Our study focused on structural connectivity of brain regions and fecal metabolites. Future work may benefit from incorporating functional connectivity of brain regions or perhaps pairwise connectivity in characterizing key differences between overweight and obese individuals. Although we discussed the metabolites of interest within the context of the gut microbiome, we did not explicitly examine gut microbiota signatures (16S rRNA gene sequencing data) in this study. Future, more complex, machine learning models may benefit from the addition of different data sets to deepen our systems-based understanding of obesity and how it may be different from the overweight phenotype. We are unable to define the directionality and causality between fecal metabolites and alteration in brain connectivity with respect to obesity from this study; however, previous work has suggested bidirectional models for brain-gut-microbiome communication in obesity57. Machine learning tends to focus on the variability of features in order to explain the various outcomes. As a result, machine learning can eliminate features with low variance. This may not be correct in all situations as sometimes small variations can potentially drive large changes in the systems. To some extent, this bias can be eliminated by ensuring that the models being built and used are validated by subject matter experts. Although many of the fecal metabolites included in this model were not on their own able to differentiate between the overweight and obese phenotypes, the unique metabolome signature was able to significantly differentiate between the two groups, which underscores the impact of a machine learning approach to our systems understanding of obesity, which would otherwise not be captured in more traditional, strictly correlational analyses. Despite their predictive accuracy in classifying the data, machine learning algorithms cannot always entirely explain the true underlying processes, while also arriving at a final predictive model with the best set of features for optimizing accuracy. In this study, we differentiated our two groups by BMI; although BMI, which expresses the relationship between height and weight is the most widely used measure of obesity. Future studies may consider other measures of obesity such as waist–hip ratio or visceral adiposity in order to validate our current study.
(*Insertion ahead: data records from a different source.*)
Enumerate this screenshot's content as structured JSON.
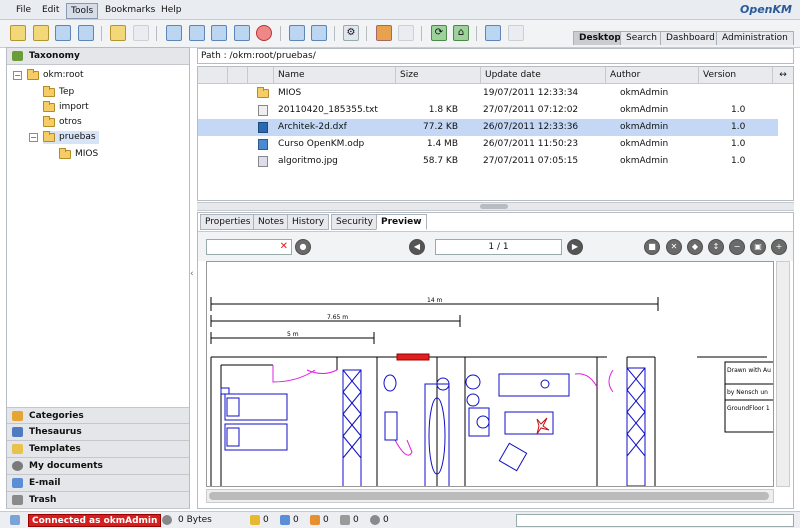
{
  "menu": {
    "items": [
      "File",
      "Edit",
      "Tools",
      "Bookmarks",
      "Help"
    ],
    "active": "Tools"
  },
  "logo": "OpenKM",
  "top_tabs": [
    "Desktop",
    "Search",
    "Dashboard",
    "Administration"
  ],
  "top_tabs_active": "Desktop",
  "left": {
    "taxonomy_title": "Taxonomy",
    "tree": [
      {
        "label": "okm:root",
        "toggle": "−"
      },
      {
        "label": "Tep"
      },
      {
        "label": "import"
      },
      {
        "label": "otros"
      },
      {
        "label": "pruebas",
        "toggle": "−"
      },
      {
        "label": "MIOS"
      }
    ],
    "sections": [
      "Categories",
      "Thesaurus",
      "Templates",
      "My documents",
      "E-mail",
      "Trash"
    ]
  },
  "path": "Path : /okm:root/pruebas/",
  "table": {
    "headers": [
      "Name",
      "Size",
      "Update date",
      "Author",
      "Version"
    ],
    "rows": [
      {
        "icon": "folder-icon",
        "name": "MIOS",
        "size": "",
        "date": "19/07/2011 12:33:34",
        "author": "okmAdmin",
        "version": ""
      },
      {
        "icon": "text-file-icon",
        "name": "20110420_185355.txt",
        "size": "1.8 KB",
        "date": "27/07/2011 07:12:02",
        "author": "okmAdmin",
        "version": "1.0"
      },
      {
        "icon": "dxf-file-icon",
        "name": "Architek-2d.dxf",
        "size": "77.2 KB",
        "date": "26/07/2011 12:33:36",
        "author": "okmAdmin",
        "version": "1.0"
      },
      {
        "icon": "odp-file-icon",
        "name": "Curso OpenKM.odp",
        "size": "1.4 MB",
        "date": "26/07/2011 11:50:23",
        "author": "okmAdmin",
        "version": "1.0"
      },
      {
        "icon": "image-file-icon",
        "name": "algoritmo.jpg",
        "size": "58.7 KB",
        "date": "27/07/2011 07:05:15",
        "author": "okmAdmin",
        "version": "1.0"
      }
    ],
    "selected_row": 2
  },
  "preview": {
    "tabs": [
      "Properties",
      "Notes",
      "History",
      "Security",
      "Preview"
    ],
    "active_tab": "Preview",
    "page": "1 / 1",
    "drawing_labels": {
      "dim1": "14 m",
      "dim2": "7.65 m",
      "dim3": "5 m",
      "title1": "Drawn with Au",
      "title2": "by Nensch un",
      "title3": "GroundFloor 1"
    }
  },
  "status": {
    "connected": "Connected as okmAdmin",
    "bytes": "0 Bytes",
    "counts": [
      "0",
      "0",
      "0",
      "0",
      "0"
    ]
  },
  "colors": {
    "selection": "#c4d8f5",
    "connected_bg": "#d62020",
    "plan_blue": "#1010c8",
    "plan_magenta": "#e020e0"
  }
}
To our knowledge, this is the first study to integrate microstructural neuroimaging and fecal metabolite data using a machine learning model to understand key differentiators and potential drivers of obese and overweight individuals. A growing body of evidence suggests that brain-gut interactions are important in driving the transition from being normal weight to overweight. Our results suggest that brain-directed signaling may be more important in obesity pathophysiology compared to overweight pathophysiology, as our machine learning model weighed alterations in brain connectivity as substantially more significant compared to fecal metabolites. This exploratory analysis supports previous preclinical and clinical investigations, while also revealing novel insights, which will be essential in driving discovery into previously unexplored avenues of brain-gut-microbiome interactions in obesity.